Born in Yemen in 1932, he was a part of a large, poor farm family that lived off the land. His cousin lived in a big city that had “lights without kerosene,” cars and all these other amazing things. As a 12-year-old, Dr. Abdu traveled three days on a camel to get there and visit. A relative became sick and a doctor saved him.
That moment was seared in his memory. He, too, would be a doctor some day.
In that city, an American counselor took a shine to Dr. Abdu and enrolled him in a school for half a day while he worked the rest of the day to earn his way.
That counselor eventually moved back to America, and they invited Dr. Abdu to make his way over if he wanted. He did, arriving in 1948, and went to high school in the U.S.
The king of Yemen learned of Dr. Abdu’s improbable story and paid for his college. In the letter, the king left Dr. Abdu with one vital prompt:
“Do what has to be done as it should be done.”
The Joanie Abdu Center did not happen fast. It would take 18 years. Dr.

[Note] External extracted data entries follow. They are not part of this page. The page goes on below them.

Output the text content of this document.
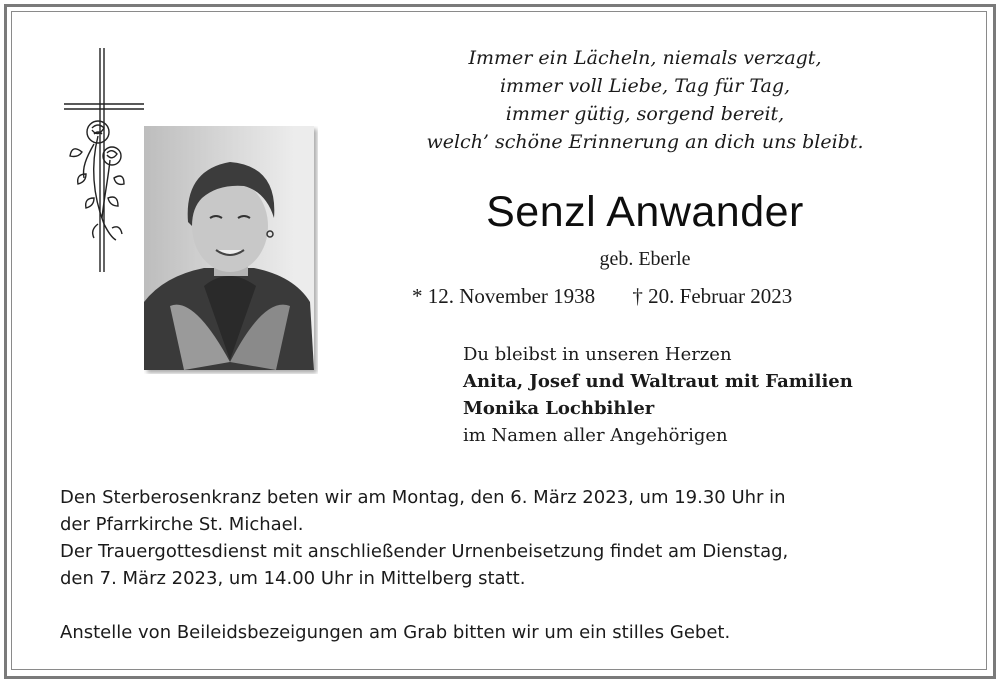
Immer ein Lächeln, niemals verzagt,
immer voll Liebe, Tag für Tag,
immer gütig, sorgend bereit,
welch’ schöne Erinnerung an dich uns bleibt.
Senzl Anwander
geb. Eberle
* 12. November 1938 † 20. Februar 2023
Du bleibst in unseren Herzen
Anita, Josef und Waltraut mit Familien
Monika Lochbihler
im Namen aller Angehörigen
Den Sterberosenkranz beten wir am Montag, den 6. März 2023, um 19.30 Uhr in
der Pfarrkirche St. Michael.
Der Trauergottesdienst mit anschließender Urnenbeisetzung findet am Dienstag,
den 7. März 2023, um 14.00 Uhr in Mittelberg statt.
Anstelle von Beileidsbezeigungen am Grab bitten wir um ein stilles Gebet.
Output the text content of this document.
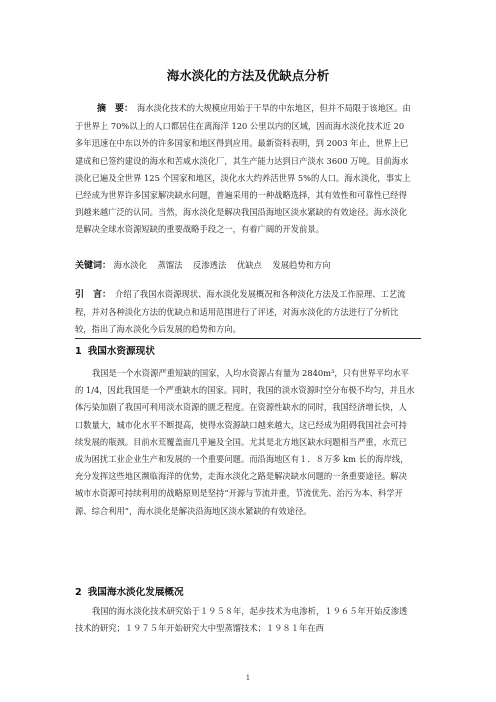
海水淡化的方法及优缺点分析
摘　要： 海水淡化技术的大规模应用始于干旱的中东地区，但并不局限于该地区。由于世界上 70%以上的人口都居住在离海洋 120 公里以内的区域，因而海水淡化技术近 20 多年迅速在中东以外的许多国家和地区得到应用。最新资料表明，到 2003 年止，世界上已建成和已签约建设的海水和苦咸水淡化厂，其生产能力达到日产淡水 3600 万吨。目前海水淡化已遍及全世界 125 个国家和地区，淡化水大约养活世界 5%的人口。海水淡化，事实上已经成为世界许多国家解决缺水问题，普遍采用的一种战略选择，其有效性和可靠性已经得到越来越广泛的认同。当然，海水淡化是解决我国沿海地区淡水紧缺的有效途径。海水淡化是解决全球水资源短缺的重要战略手段之一，有着广阔的开发前景。
关键词： 海水淡化 蒸馏法 反渗透法 优缺点 发展趋势和方向
引　言： 介绍了我国水资源现状、海水淡化发展概况和各种淡化方法及工作原理、工艺流程，并对各种淡化方法的优缺点和适用范围进行了评述，对海水淡化的方法进行了分析比较，指出了海水淡化今后发展的趋势和方向。
1 我国水资源现状
我国是一个水资源严重短缺的国家，人均水资源占有量为 2840m³，只有世界平均水平的 1/4，因此我国是一个严重缺水的国家。同时，我国的淡水资源时空分布极不均匀，并且水体污染加剧了我国可利用淡水资源的匮乏程度。在资源性缺水的同时，我国经济增长快，人口数量大，城市化水平不断提高，使得水资源缺口越来越大，这已经成为阻碍我国社会可持续发展的瓶颈。目前水荒覆盖面几乎遍及全国。尤其是北方地区缺水问题相当严重，水荒已成为困扰工业企业生产和发展的一个重要问题。而沿海地区有１．８万多 km 长的海岸线，充分发挥这些地区濒临海洋的优势，走海水淡化之路是解决缺水问题的一条重要途径。解决城市水资源可持续利用的战略原则是坚持“开源与节流并重，节流优先、治污为本、科学开源、综合利用”，海水淡化是解决沿海地区淡水紧缺的有效途径。
2 我国海水淡化发展概况
我国的海水淡化技术研究始于１９５８年，起步技术为电渗析，１９６５年开始反渗透技术的研究；１９７５年开始研究大中型蒸馏技术；１９８１年在西
1
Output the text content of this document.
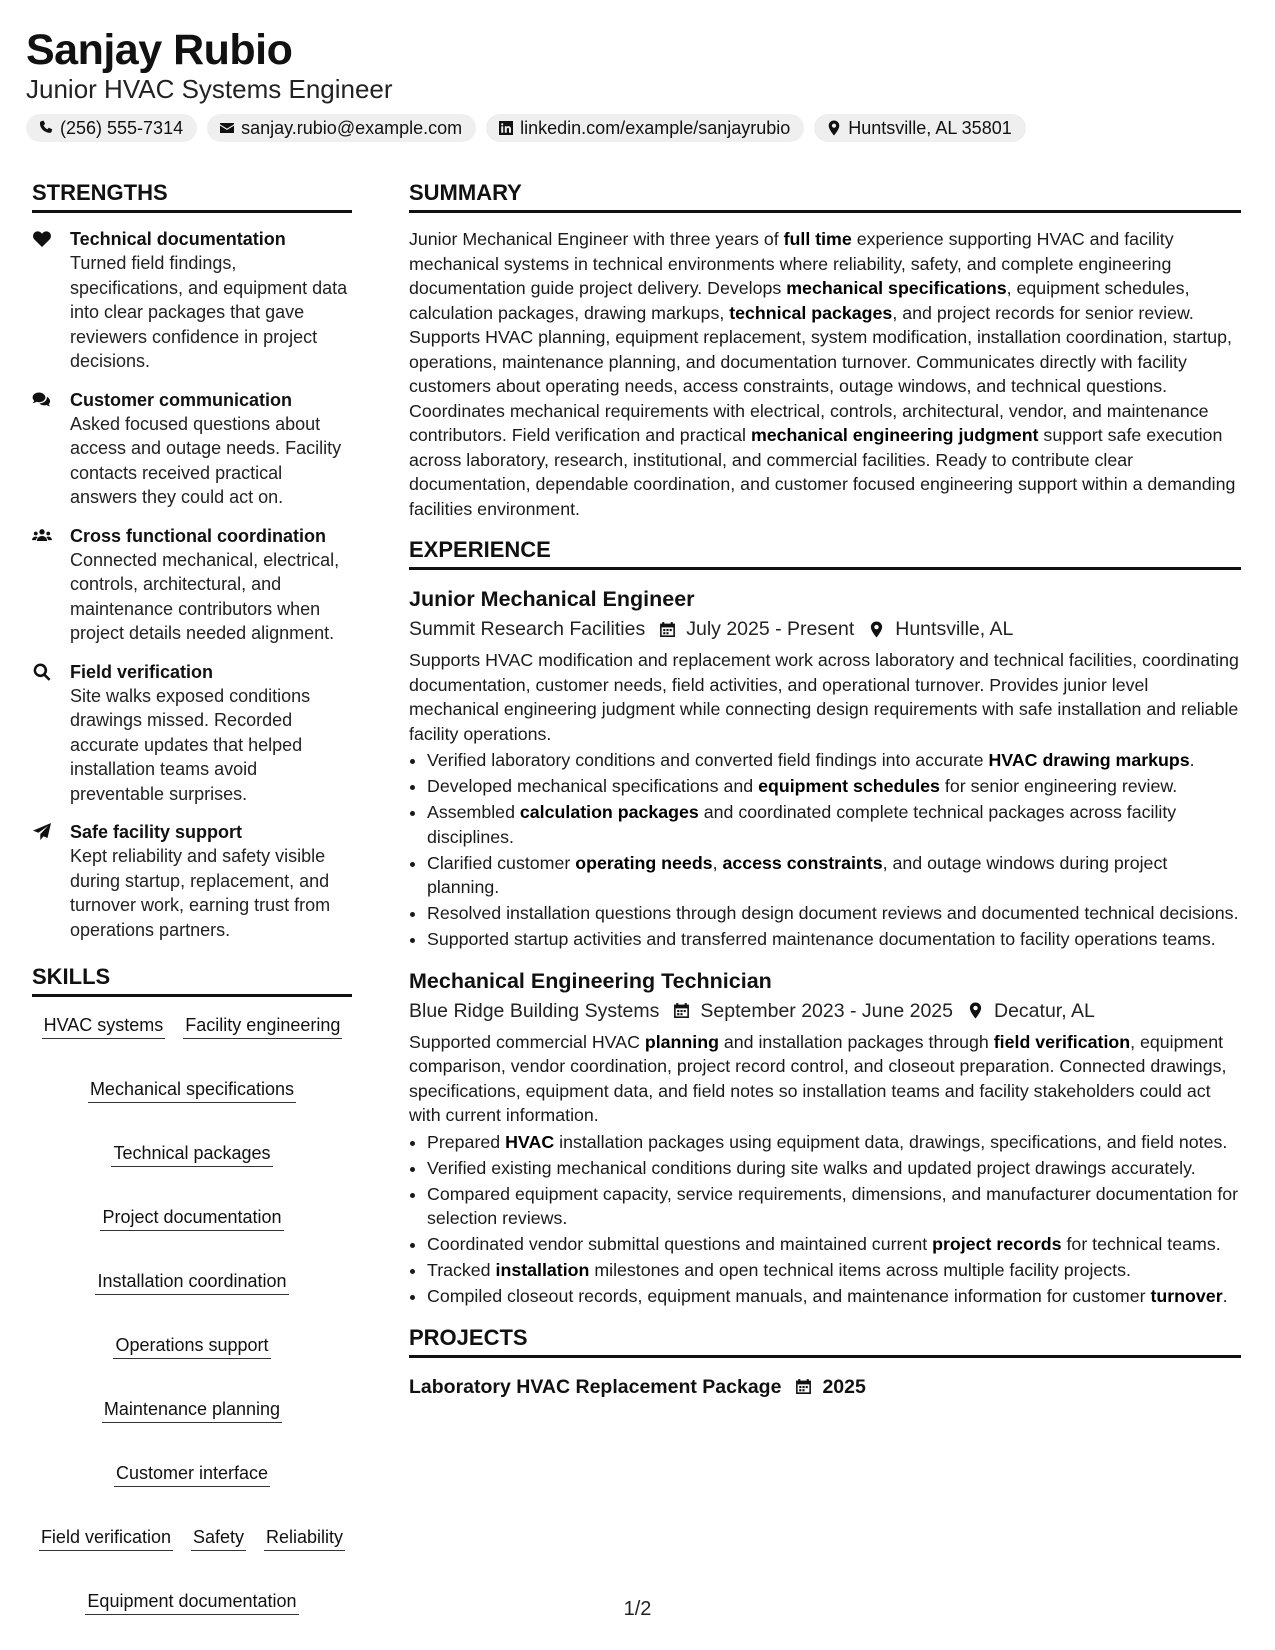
Sanjay Rubio
Junior HVAC Systems Engineer
(256) 555-7314	sanjay.rubio@example.com	linkedin.com/example/sanjayrubio	Huntsville, AL 35801
STRENGTHS
Technical documentation
Turned field findings, specifications, and equipment data into clear packages that gave reviewers confidence in project decisions.
Customer communication
Asked focused questions about access and outage needs. Facility contacts received practical answers they could act on.
Cross functional coordination
Connected mechanical, electrical, controls, architectural, and maintenance contributors when project details needed alignment.
Field verification
Site walks exposed conditions drawings missed. Recorded accurate updates that helped installation teams avoid preventable surprises.
Safe facility support
Kept reliability and safety visible during startup, replacement, and turnover work, earning trust from operations partners.
SKILLS
HVAC systems Facility engineering
Mechanical specifications
Technical packages
Project documentation
Installation coordination
Operations support
Maintenance planning
Customer interface
Field verification Safety Reliability
Equipment documentation
SUMMARY
Junior Mechanical Engineer with three years of full time experience supporting HVAC and facility mechanical systems in technical environments where reliability, safety, and complete engineering documentation guide project delivery. Develops mechanical specifications, equipment schedules, calculation packages, drawing markups, technical packages, and project records for senior review. Supports HVAC planning, equipment replacement, system modification, installation coordination, startup, operations, maintenance planning, and documentation turnover. Communicates directly with facility customers about operating needs, access constraints, outage windows, and technical questions. Coordinates mechanical requirements with electrical, controls, architectural, vendor, and maintenance contributors. Field verification and practical mechanical engineering judgment support safe execution across laboratory, research, institutional, and commercial facilities. Ready to contribute clear documentation, dependable coordination, and customer focused engineering support within a demanding facilities environment.
EXPERIENCE
Junior Mechanical Engineer
Summit Research Facilities July 2025 - Present Huntsville, AL
Supports HVAC modification and replacement work across laboratory and technical facilities, coordinating documentation, customer needs, field activities, and operational turnover. Provides junior level mechanical engineering judgment while connecting design requirements with safe installation and reliable facility operations.
• Verified laboratory conditions and converted field findings into accurate HVAC drawing markups.
• Developed mechanical specifications and equipment schedules for senior engineering review.
• Assembled calculation packages and coordinated complete technical packages across facility disciplines.
• Clarified customer operating needs, access constraints, and outage windows during project planning.
• Resolved installation questions through design document reviews and documented technical decisions.
• Supported startup activities and transferred maintenance documentation to facility operations teams.
Mechanical Engineering Technician
Blue Ridge Building Systems September 2023 - June 2025 Decatur, AL
Supported commercial HVAC planning and installation packages through field verification, equipment comparison, vendor coordination, project record control, and closeout preparation. Connected drawings, specifications, equipment data, and field notes so installation teams and facility stakeholders could act with current information.
• Prepared HVAC installation packages using equipment data, drawings, specifications, and field notes.
• Verified existing mechanical conditions during site walks and updated project drawings accurately.
• Compared equipment capacity, service requirements, dimensions, and manufacturer documentation for selection reviews.
• Coordinated vendor submittal questions and maintained current project records for technical teams.
• Tracked installation milestones and open technical items across multiple facility projects.
• Compiled closeout records, equipment manuals, and maintenance information for customer turnover.
PROJECTS
Laboratory HVAC Replacement Package 2025
1/2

Abdu had been planning and researching and donating his own funds to create the Center before his dream came true.
In 2011, he was able to open the $8 million Joanie Abdu Comprehensive Breast Care Center at St. Elizabeth Health Center in Youngstown.
Pieces of its last funding came from the new Panerathon race program that was just getting started. The two programs have been joined ever since.
“We have a beautiful community,” said Dr. Abdu. “They understood our mission. They embraced it. It has become a community project. For me, I am so grateful.”